Le Pacte Dutreil peut permettre une exonération partielle de droits de mutation à hauteur de 75% de la valeur des titres ou de l'entreprise transmise, sous réserve d'engagements de conservation et de direction.

L'utilisation de ce dispositif nécessite une planification minutieuse et peut influencer le choix entre EI et société, notamment dans une optique de transmission familiale de l'entreprise.

Crédits d'impôt et incitations fiscales

Les crédits d'impôt et les incitations fiscales sont des leviers importants pour stimuler l'innovation et le développement des entreprises. Leur application peut différer entre les EI et les sociétés, influençant ainsi les stratégies d'investissement et de croissance.

CIR et CII : modalités d'application EI vs société

Le Crédit d'Impôt Recherche (CIR) et le Crédit d'Impôt Innovation (CII) sont des dispositifs puissants pour encourager la R&D et l'innovation. Bien que ces crédits d'impôt soient accessibles tant aux EI qu'aux sociétés, leurs modalités d'application peuvent varier :

  • Pour les EI, le CIR et le CII s'imputent sur l'impôt sur le revenu, tandis que pour les sociétés, ils s'imputent sur l'impôt sur les sociétés
  • Les EI au régime micro-fiscal ne peuvent pas bénéficier du CIR ou du CII
  • Les sociétés peuvent reporter le crédit d'impôt non utilisé sur les trois exercices suivants, puis se faire rembourser le solde, ce qui n'est pas possible pour les EI

Ces différences peuvent influencer la stratégie d'innovation et de R&D des entreprises, notamment pour les startups et les entreprises technologiques.

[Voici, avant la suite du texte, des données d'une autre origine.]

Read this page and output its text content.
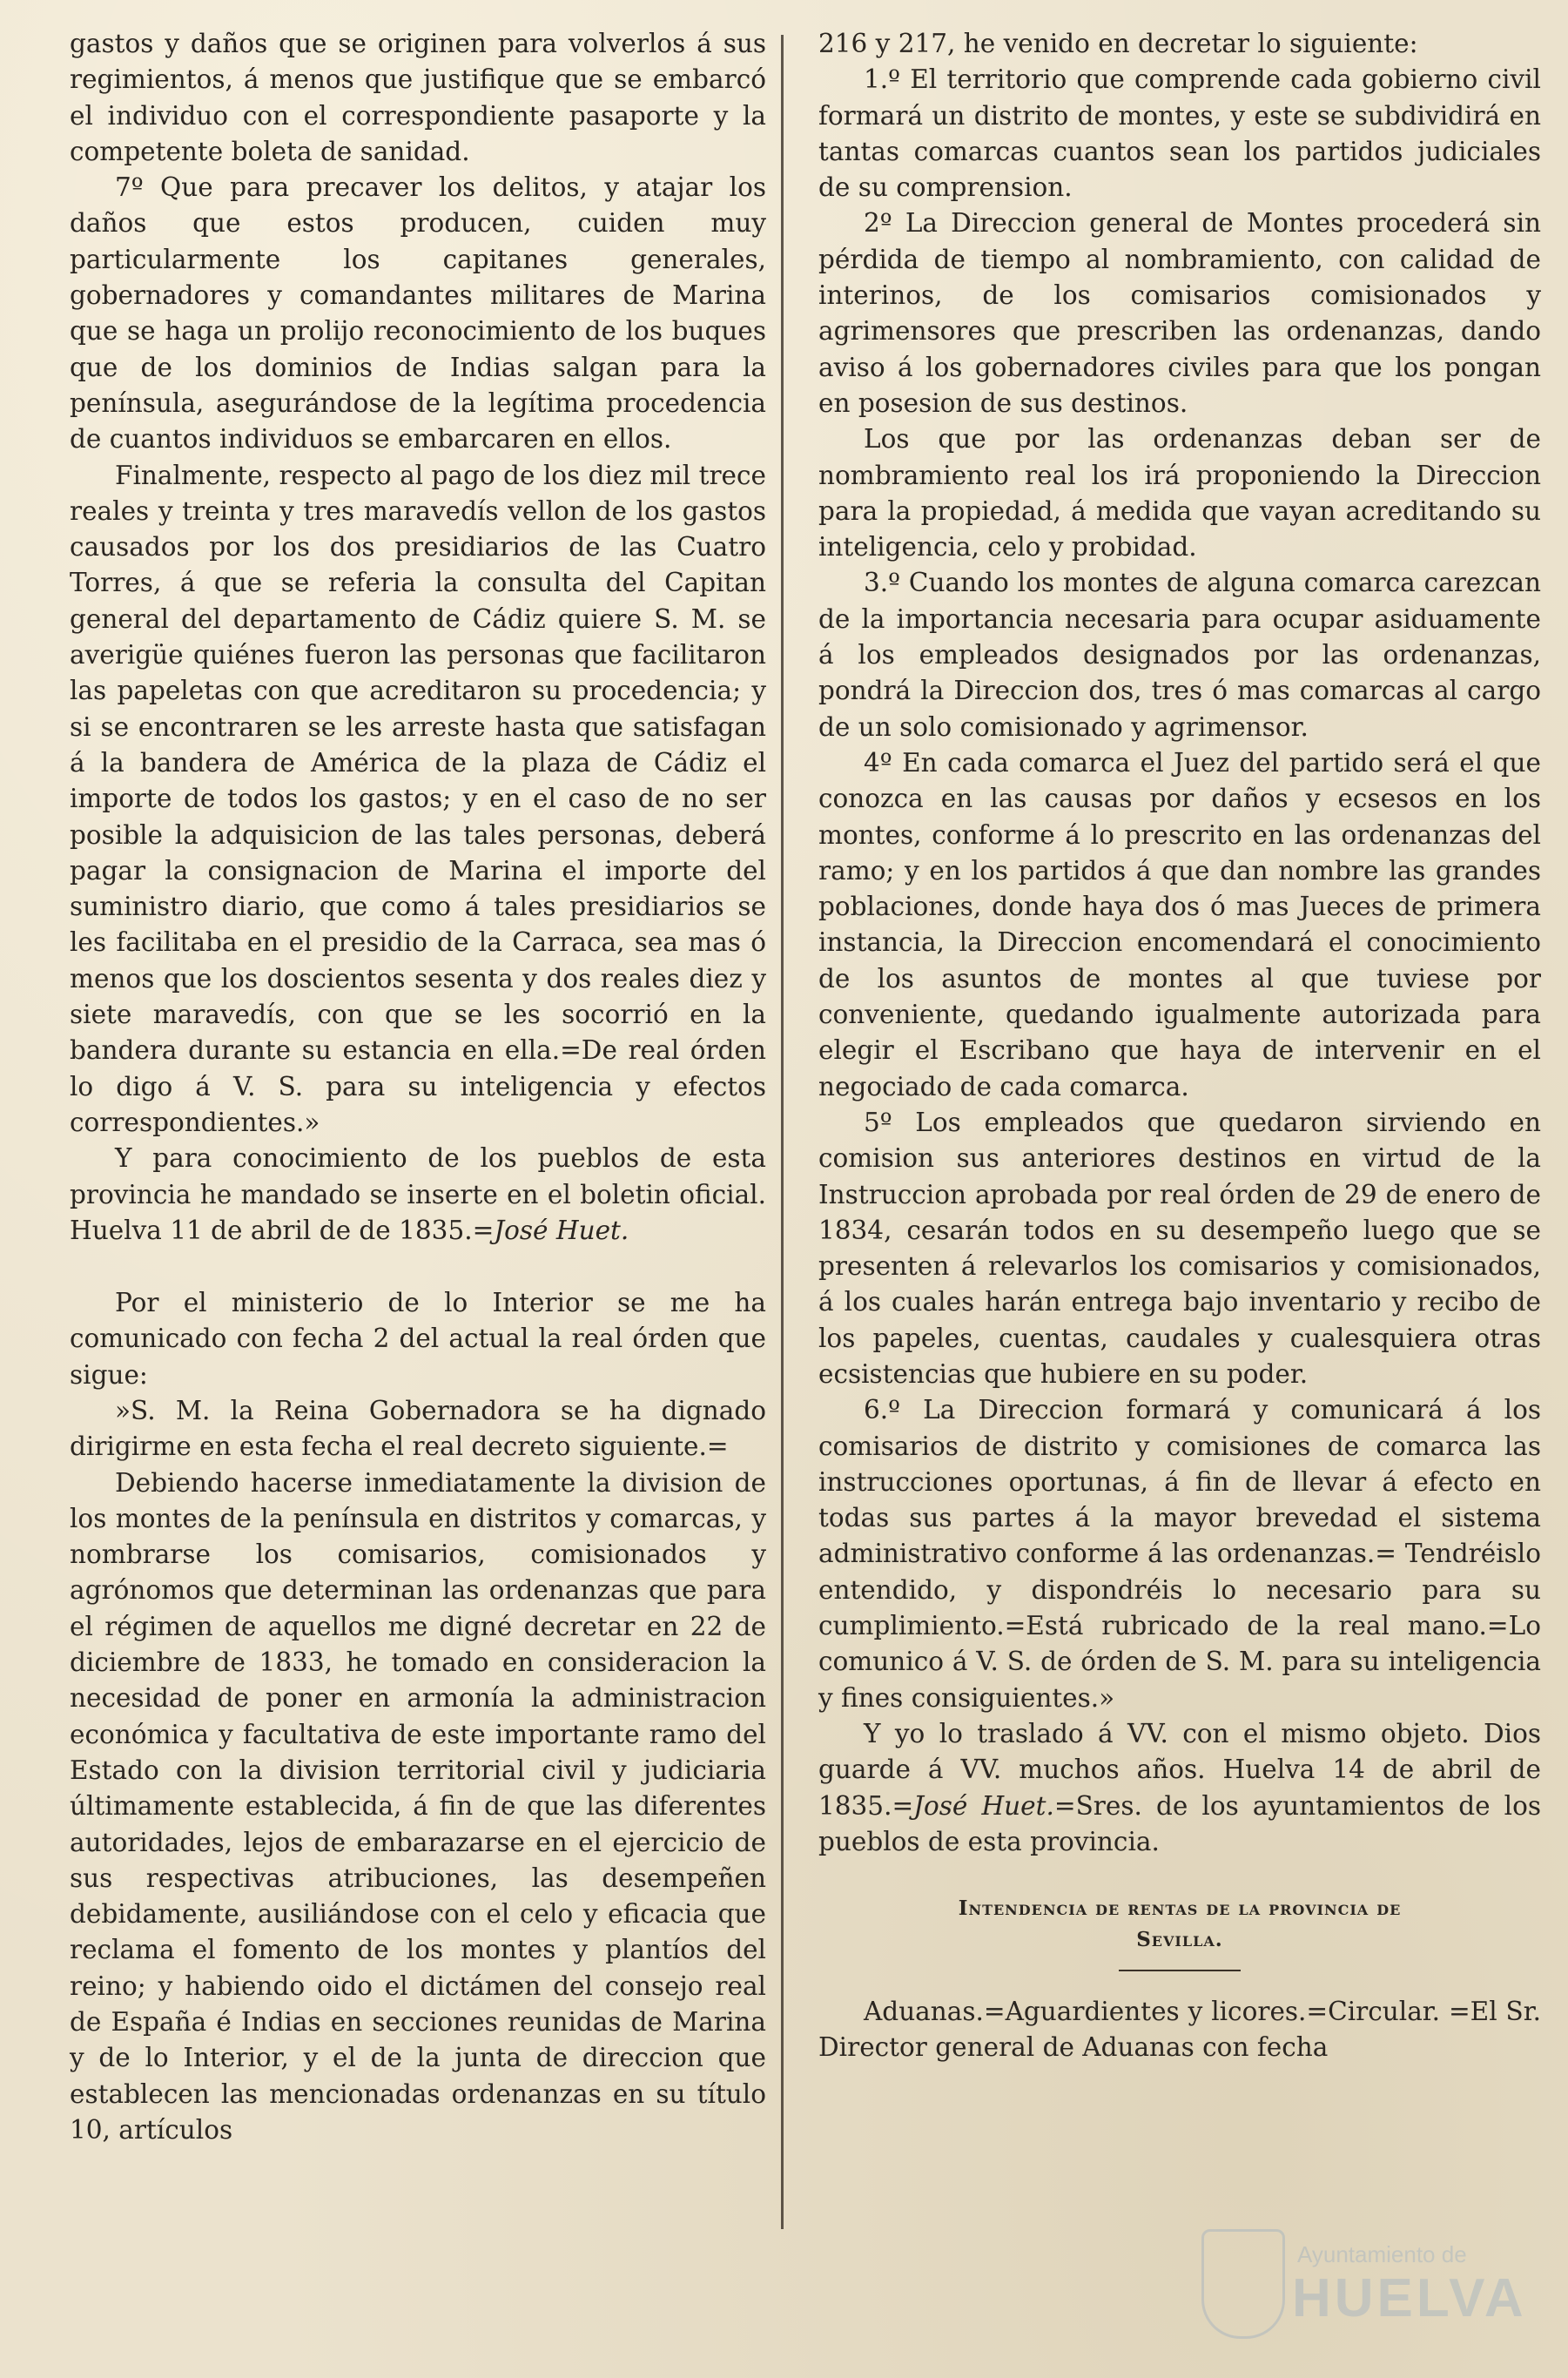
gastos y daños que se originen para volverlos á sus regimientos, á menos que justifique que se embarcó el individuo con el correspondiente pasaporte y la competente boleta de sanidad.

7º Que para precaver los delitos, y atajar los daños que estos producen, cuiden muy particularmente los capitanes generales, gobernadores y comandantes militares de Marina que se haga un prolijo reconocimiento de los buques que de los dominios de Indias salgan para la península, asegurándose de la legítima procedencia de cuantos individuos se embarcaren en ellos.

Finalmente, respecto al pago de los diez mil trece reales y treinta y tres maravedís vellon de los gastos causados por los dos presidiarios de las Cuatro Torres, á que se referia la consulta del Capitan general del departamento de Cádiz quiere S. M. se averigüe quiénes fueron las personas que facilitaron las papeletas con que acreditaron su procedencia; y si se encontraren se les arreste hasta que satisfagan á la bandera de América de la plaza de Cádiz el importe de todos los gastos; y en el caso de no ser posible la adquisicion de las tales personas, deberá pagar la consignacion de Marina el importe del suministro diario, que como á tales presidiarios se les facilitaba en el presidio de la Carraca, sea mas ó menos que los doscientos sesenta y dos reales diez y siete maravedís, con que se les socorrió en la bandera durante su estancia en ella.=De real órden lo digo á V. S. para su inteligencia y efectos correspondientes.»

Y para conocimiento de los pueblos de esta provincia he mandado se inserte en el boletin oficial. Huelva 11 de abril de de 1835.=José Huet.

Por el ministerio de lo Interior se me ha comunicado con fecha 2 del actual la real órden que sigue:

»S. M. la Reina Gobernadora se ha dignado dirigirme en esta fecha el real decreto siguiente.=

Debiendo hacerse inmediatamente la division de los montes de la península en distritos y comarcas, y nombrarse los comisarios, comisionados y agrónomos que determinan las ordenanzas que para el régimen de aquellos me digné decretar en 22 de diciembre de 1833, he tomado en consideracion la necesidad de poner en armonía la administracion económica y facultativa de este importante ramo del Estado con la division territorial civil y judiciaria últimamente establecida, á fin de que las diferentes autoridades, lejos de embarazarse en el ejercicio de sus respectivas atribuciones, las desempeñen debidamente, ausiliándose con el celo y eficacia que reclama el fomento de los montes y plantíos del reino; y habiendo oido el dictámen del consejo real de España é Indias en secciones reunidas de Marina y de lo Interior, y el de la junta de direccion que establecen las mencionadas ordenanzas en su título 10, artículos

216 y 217, he venido en decretar lo siguiente:

1.º El territorio que comprende cada gobierno civil formará un distrito de montes, y este se subdividirá en tantas comarcas cuantos sean los partidos judiciales de su comprension.

2º La Direccion general de Montes procederá sin pérdida de tiempo al nombramiento, con calidad de interinos, de los comisarios comisionados y agrimensores que prescriben las ordenanzas, dando aviso á los gobernadores civiles para que los pongan en posesion de sus destinos.

Los que por las ordenanzas deban ser de nombramiento real los irá proponiendo la Direccion para la propiedad, á medida que vayan acreditando su inteligencia, celo y probidad.

3.º Cuando los montes de alguna comarca carezcan de la importancia necesaria para ocupar asiduamente á los empleados designados por las ordenanzas, pondrá la Direccion dos, tres ó mas comarcas al cargo de un solo comisionado y agrimensor.

4º En cada comarca el Juez del partido será el que conozca en las causas por daños y ecsesos en los montes, conforme á lo prescrito en las ordenanzas del ramo; y en los partidos á que dan nombre las grandes poblaciones, donde haya dos ó mas Jueces de primera instancia, la Direccion encomendará el conocimiento de los asuntos de montes al que tuviese por conveniente, quedando igualmente autorizada para elegir el Escribano que haya de intervenir en el negociado de cada comarca.

5º Los empleados que quedaron sirviendo en comision sus anteriores destinos en virtud de la Instruccion aprobada por real órden de 29 de enero de 1834, cesarán todos en su desempeño luego que se presenten á relevarlos los comisarios y comisionados, á los cuales harán entrega bajo inventario y recibo de los papeles, cuentas, caudales y cualesquiera otras ecsistencias que hubiere en su poder.

6.º La Direccion formará y comunicará á los comisarios de distrito y comisiones de comarca las instrucciones oportunas, á fin de llevar á efecto en todas sus partes á la mayor brevedad el sistema administrativo conforme á las ordenanzas.= Tendréislo entendido, y dispondréis lo necesario para su cumplimiento.=Está rubricado de la real mano.=Lo comunico á V. S. de órden de S. M. para su inteligencia y fines consiguientes.»

Y yo lo traslado á VV. con el mismo objeto. Dios guarde á VV. muchos años. Huelva 14 de abril de 1835.=José Huet.=Sres. de los ayuntamientos de los pueblos de esta provincia.

Intendencia de rentas de la provincia de
Sevilla.

Aduanas.=Aguardientes y licores.=Circular. =El Sr. Director general de Aduanas con fecha

Ayuntamiento de
HUELVA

Dispositifs JEI et JEU pour les startups

Les dispositifs Jeune Entreprise Innovante (JEI) et Jeune Entreprise Universitaire (JEU) offrent des avantages fiscaux et sociaux significatifs aux entreprises nouvellement créées qui investissent dans la R&D. Ces statuts sont accessibles tant aux EI qu'aux sociétés, mais leur application peut varier :

  • Les EI peuvent bénéficier d'une exonération d'impôt sur le revenu, tandis que les sociétés bénéficient d'une exonération d'impôt sur les sociétés
  • Les exonérations de charges sociales sont similaires pour les EI et les sociétés, mais peuvent être plus faciles à mettre en œuvre dans le cadre d'une société
  • La durée des avantages (jusqu'à 8 ans) peut influencer le choix entre EI et société pour les entrepreneurs innovants

Ces dispositifs peuvent être particulièrement attractifs pour les startups, influençant potentiellement le choix de la structure juridique dès la création de l'entreprise.

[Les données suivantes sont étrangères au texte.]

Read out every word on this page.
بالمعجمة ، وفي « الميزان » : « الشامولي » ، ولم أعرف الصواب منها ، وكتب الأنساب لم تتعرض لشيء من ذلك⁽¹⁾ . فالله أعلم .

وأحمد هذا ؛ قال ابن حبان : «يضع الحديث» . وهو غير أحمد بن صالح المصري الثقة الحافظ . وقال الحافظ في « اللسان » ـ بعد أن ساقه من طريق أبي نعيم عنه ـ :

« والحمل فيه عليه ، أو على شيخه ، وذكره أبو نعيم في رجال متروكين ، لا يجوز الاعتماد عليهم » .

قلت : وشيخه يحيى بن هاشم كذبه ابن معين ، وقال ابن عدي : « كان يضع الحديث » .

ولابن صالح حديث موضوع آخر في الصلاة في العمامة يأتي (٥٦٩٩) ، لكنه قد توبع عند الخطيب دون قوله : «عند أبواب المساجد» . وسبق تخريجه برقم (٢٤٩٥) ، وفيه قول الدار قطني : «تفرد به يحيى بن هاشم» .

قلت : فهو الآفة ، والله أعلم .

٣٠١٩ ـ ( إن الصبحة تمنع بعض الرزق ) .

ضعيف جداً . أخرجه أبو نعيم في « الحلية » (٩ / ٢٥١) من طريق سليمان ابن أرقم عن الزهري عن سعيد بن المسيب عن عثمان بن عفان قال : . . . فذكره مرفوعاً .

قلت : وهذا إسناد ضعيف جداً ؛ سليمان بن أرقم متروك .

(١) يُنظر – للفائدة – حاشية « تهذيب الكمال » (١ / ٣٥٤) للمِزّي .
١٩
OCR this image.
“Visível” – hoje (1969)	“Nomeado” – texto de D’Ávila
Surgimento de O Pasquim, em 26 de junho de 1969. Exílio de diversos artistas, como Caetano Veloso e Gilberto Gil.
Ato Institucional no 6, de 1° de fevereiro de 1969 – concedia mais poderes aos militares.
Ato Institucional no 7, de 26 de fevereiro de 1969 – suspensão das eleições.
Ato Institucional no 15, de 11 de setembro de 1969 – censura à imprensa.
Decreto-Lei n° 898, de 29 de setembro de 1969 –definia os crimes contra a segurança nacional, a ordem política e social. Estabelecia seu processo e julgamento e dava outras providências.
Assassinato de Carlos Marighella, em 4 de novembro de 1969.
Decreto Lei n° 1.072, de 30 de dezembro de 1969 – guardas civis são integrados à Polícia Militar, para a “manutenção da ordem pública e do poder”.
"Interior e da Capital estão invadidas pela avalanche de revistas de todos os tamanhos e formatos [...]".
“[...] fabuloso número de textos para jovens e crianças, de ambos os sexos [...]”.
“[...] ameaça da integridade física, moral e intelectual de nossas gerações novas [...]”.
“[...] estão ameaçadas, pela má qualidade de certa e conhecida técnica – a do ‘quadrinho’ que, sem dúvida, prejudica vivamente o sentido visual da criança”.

Zones franches urbaines et aides fiscales territoriales

Les aides fiscales liées à l'implantation géographique, telles que les Zones Franches Urbaines (ZFU) ou les Zones de Revitalisation Rurale (ZRR), s'appliquent aussi bien aux EI qu'aux sociétés. Cependant, leur mise en œuvre peut différer :

Pour les EI, les exonérations s'appliquent directement sur le bénéfice imposable à l'IR. Pour les sociétés, elles s'appliquent sur le bénéfice soumis à l'IS. Cette différence peut avoir un impact sur l'efficacité relative de ces dispositifs selon la structure choisie.

De plus, certaines aides territoriales peuvent être plus facilement accessibles ou plus avantageuses pour les sociétés, notamment en raison de leur capacité à créer plus d'emplois ou à réaliser des investissements plus importants.

Le choix entre EI et société peut influencer l'éligibilité et les bénéfices tirés des aides fiscales territoriales, un élément à considérer lors de l'implantation ou du développement de l'entreprise.